Updated 4:22pm 12 May 2012

Balfour Beatty awarded £500m United Utilities contract

WARRINGTON-BASED United Utilities (UU) has appointed Balfour Beatty to deliver its £500m capital delivery programme.

The contract will see the construction group deliver the infrastructure investments throughout the North-West during the AMP5 cycle, the period from 2010 to 2015.

It will see Balfour Beatty deliver UU’s clean water and wastewater major projects and flood alleviation schemes.
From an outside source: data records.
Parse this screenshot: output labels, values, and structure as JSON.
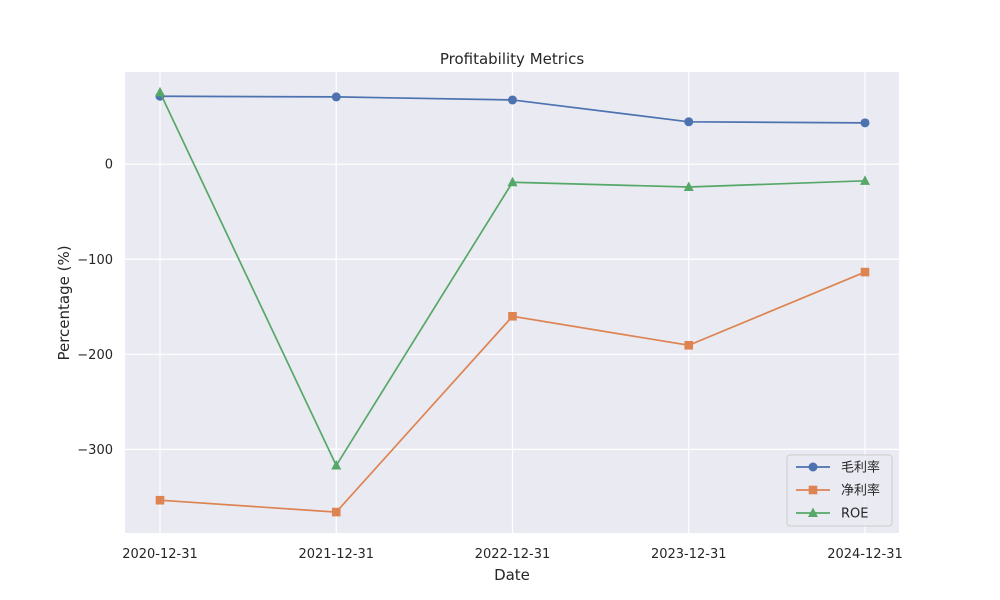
{
  "chart_data": {
    "type": "line",
    "title": "Profitability Metrics",
    "xlabel": "Date",
    "ylabel": "Percentage (%)",
    "categories": [
      "2020-12-31",
      "2021-12-31",
      "2022-12-31",
      "2023-12-31",
      "2024-12-31"
    ],
    "ylim": [
      -388,
      97
    ],
    "yticks": [
      0,
      -100,
      -200,
      -300
    ],
    "ytick_labels": [
      "0",
      "−100",
      "−200",
      "−300"
    ],
    "grid": true,
    "legend_position": "lower-right",
    "colors": {
      "plot_background": "#eaeaf2",
      "grid": "#ffffff"
    },
    "series": [
      {
        "name": "毛利率",
        "color": "#4c72b0",
        "marker": "circle",
        "values": [
          71.5,
          70.8,
          67.6,
          44.6,
          43.5
        ]
      },
      {
        "name": "净利率",
        "color": "#dd8452",
        "marker": "square",
        "values": [
          -353.5,
          -366.0,
          -160.0,
          -190.5,
          -113.5
        ]
      },
      {
        "name": "ROE",
        "color": "#55a868",
        "marker": "triangle",
        "values": [
          75.5,
          -317.0,
          -19.0,
          -24.0,
          -17.5
        ]
      }
    ]
  }
}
The five-year contract will begin in April.

Balfour Beatty also announced yesterday a five-year extension to its existing alliance partnership contract with Anglian Water which is expected to be worth more than £100m.

Balfour Beatty chief executive, Ian Tyler, said: “We are delighted to have secured these AMP 5 capital programme contracts.

“We look forward to working closely with our customers and drawing on our skills and experience to deliver first-class customer service, excellent health and safety management and innovative ways of working.”

The announcements from the utilities firms come just a day after Balfour Beatty was awarded a £4.7m contract for full mechanical and electrical services for the West Derby & Ernest Cookson School under the Building Schools for the Future project.

UU has also received £200,000 from the Northwest Regional Development Agency’s (NWDA) carbon challenge fund, which funds the deployment of low carbon technologies.

The funding is for its £950,000 Gravitox project to take a groundbreaking energy-reducing sewage process from design to fully operational at a wastewater treatment plant in Ellesmere Port.

Gravitox could reduce the energy consumption of its aerated sludge process by up to 75%.

The idea is that by drawing a fluid down a specially created borehole, and the smart use of pumps, it can increase hydrostatic pressure, dissolve air and increase the oxygen transfer to the liquid.

This would reduce the use of the current surface aerators, which consume a lot of electricity.

If it was replicated across the UU network, it would result in annual CO² emissions savings of 82,400 tonnes.

NWDA chief executive Steve Broomhead said: “Projects selected for the Carbon Challenge Fund represent a key part of the Agency’s commitment to creating a low carbon economy in England’s Northwest – improving efficiency, reducing costs and safeguarding jobs.”